Probably because many of those increasingly read like "if we don’t stop this soon we’re all gonna die". The direr the reported consequences of human activities get, the more we think "this scientist is telling me how to live my life".
It’s like playing Russian roulette, and having all the fun ruined by some eagle eyed gun expert pointing out that actually, there’s a bullet in that gun. The risk comes from the bullet, but we’re still tempted to be annoyed at the expert instead.
Because it’s going to quickly go from we observed this which is a finding to
we project that the world is going to end unless we do X which is not a scientific finding but rather one of a multitude of opinions on the future which is why climate models are averaged because there is no consensus and even if there was science doesn’t work on consensus.

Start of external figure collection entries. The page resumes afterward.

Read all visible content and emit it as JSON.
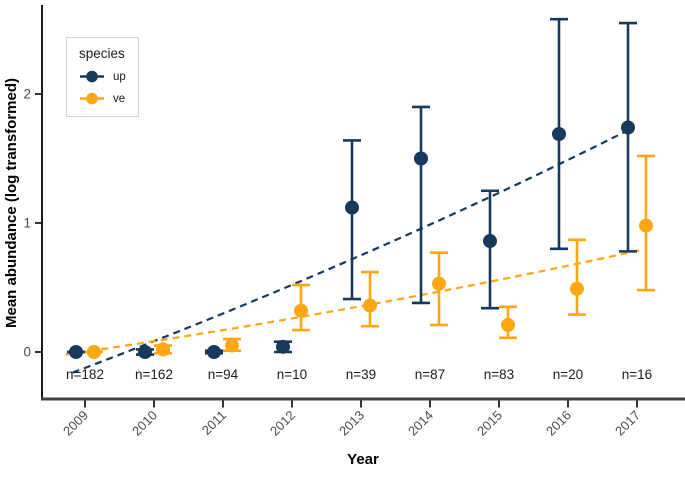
{
  "figure": {
    "xlabel": "Year",
    "ylabel": "Mean abundance (log transformed)"
  },
  "legend": {
    "title": "species"
  },
  "chart_data": {
    "type": "scatter",
    "title": "",
    "xlabel": "Year",
    "ylabel": "Mean abundance (log transformed)",
    "categories": [
      "2009",
      "2010",
      "2011",
      "2012",
      "2013",
      "2014",
      "2015",
      "2016",
      "2017"
    ],
    "n_labels": [
      "n=182",
      "n=162",
      "n=94",
      "n=10",
      "n=39",
      "n=87",
      "n=83",
      "n=20",
      "n=16"
    ],
    "yticks": [
      "0",
      "1",
      "2"
    ],
    "ylim": [
      -0.35,
      2.65
    ],
    "grid": false,
    "legend_position": "top-left",
    "legend_title": "species",
    "colors": {
      "up": "#17395C",
      "ve": "#FFA614",
      "axis": "#333333",
      "tick_text": "#4d4d4d",
      "n_text": "#1a1a1a"
    },
    "series": [
      {
        "name": "up",
        "color": "#17395C",
        "points": [
          {
            "x": "2009",
            "y": 0.0,
            "lo": 0.0,
            "hi": 0.0
          },
          {
            "x": "2010",
            "y": 0.0,
            "lo": -0.02,
            "hi": 0.02
          },
          {
            "x": "2011",
            "y": 0.0,
            "lo": -0.01,
            "hi": 0.01
          },
          {
            "x": "2012",
            "y": 0.04,
            "lo": 0.0,
            "hi": 0.08
          },
          {
            "x": "2013",
            "y": 1.12,
            "lo": 0.41,
            "hi": 1.64
          },
          {
            "x": "2014",
            "y": 1.5,
            "lo": 0.38,
            "hi": 1.9
          },
          {
            "x": "2015",
            "y": 0.86,
            "lo": 0.34,
            "hi": 1.25
          },
          {
            "x": "2016",
            "y": 1.69,
            "lo": 0.8,
            "hi": 2.58
          },
          {
            "x": "2017",
            "y": 1.74,
            "lo": 0.78,
            "hi": 2.55
          }
        ]
      },
      {
        "name": "ve",
        "color": "#FFA614",
        "points": [
          {
            "x": "2009",
            "y": 0.0,
            "lo": 0.0,
            "hi": 0.0
          },
          {
            "x": "2010",
            "y": 0.02,
            "lo": -0.01,
            "hi": 0.05
          },
          {
            "x": "2011",
            "y": 0.05,
            "lo": 0.01,
            "hi": 0.1
          },
          {
            "x": "2012",
            "y": 0.32,
            "lo": 0.17,
            "hi": 0.52
          },
          {
            "x": "2013",
            "y": 0.36,
            "lo": 0.2,
            "hi": 0.62
          },
          {
            "x": "2014",
            "y": 0.53,
            "lo": 0.21,
            "hi": 0.77
          },
          {
            "x": "2015",
            "y": 0.21,
            "lo": 0.11,
            "hi": 0.35
          },
          {
            "x": "2016",
            "y": 0.49,
            "lo": 0.29,
            "hi": 0.87
          },
          {
            "x": "2017",
            "y": 0.98,
            "lo": 0.48,
            "hi": 1.52
          }
        ]
      }
    ],
    "trends": [
      {
        "series": "up",
        "style": "dashed",
        "points_year_value": [
          [
            2008.82,
            -0.16
          ],
          [
            2013.0,
            0.75
          ],
          [
            2016.95,
            1.74
          ]
        ]
      },
      {
        "series": "ve",
        "style": "dashed",
        "points_year_value": [
          [
            2008.72,
            -0.02
          ],
          [
            2013.0,
            0.355
          ],
          [
            2017.05,
            0.79
          ]
        ]
      }
    ]
  }
}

You can tell by the dramatic article that this is why the government doesn’t let people like her give its opinions because her opinion diverges from that of the government.
Besides, Humans != TheWorld. This planet is going to spin even if we--arguably the biggest issue this planet ever had--are gone. There is this old joke. Two planets meet and have a chat. "So, how are you?" "Well, not good." "Why?" "I have homosapien!" "Don't worry, this will pass."
So, no worries, the world is not going to end.
And if humans manage to ruin their living conditions so badly that we end up dying out, evolution has just made another important step. After all, it is not like we deserve to survive.
It's useful to realise that humanities yearly CO2 production is greater (by weight) anything else we make. by far.
So yes, if we don't stop producing industrial quantities of CO2, we'd need to plant about 1 USA sized forest/year to compensate (and keep it away from fire etc). Obviously Complete Nonsense.
Also a strawman argument. We need to stop producing industrial quantities of CO2. Then reforestation can help (a bit, perhaps).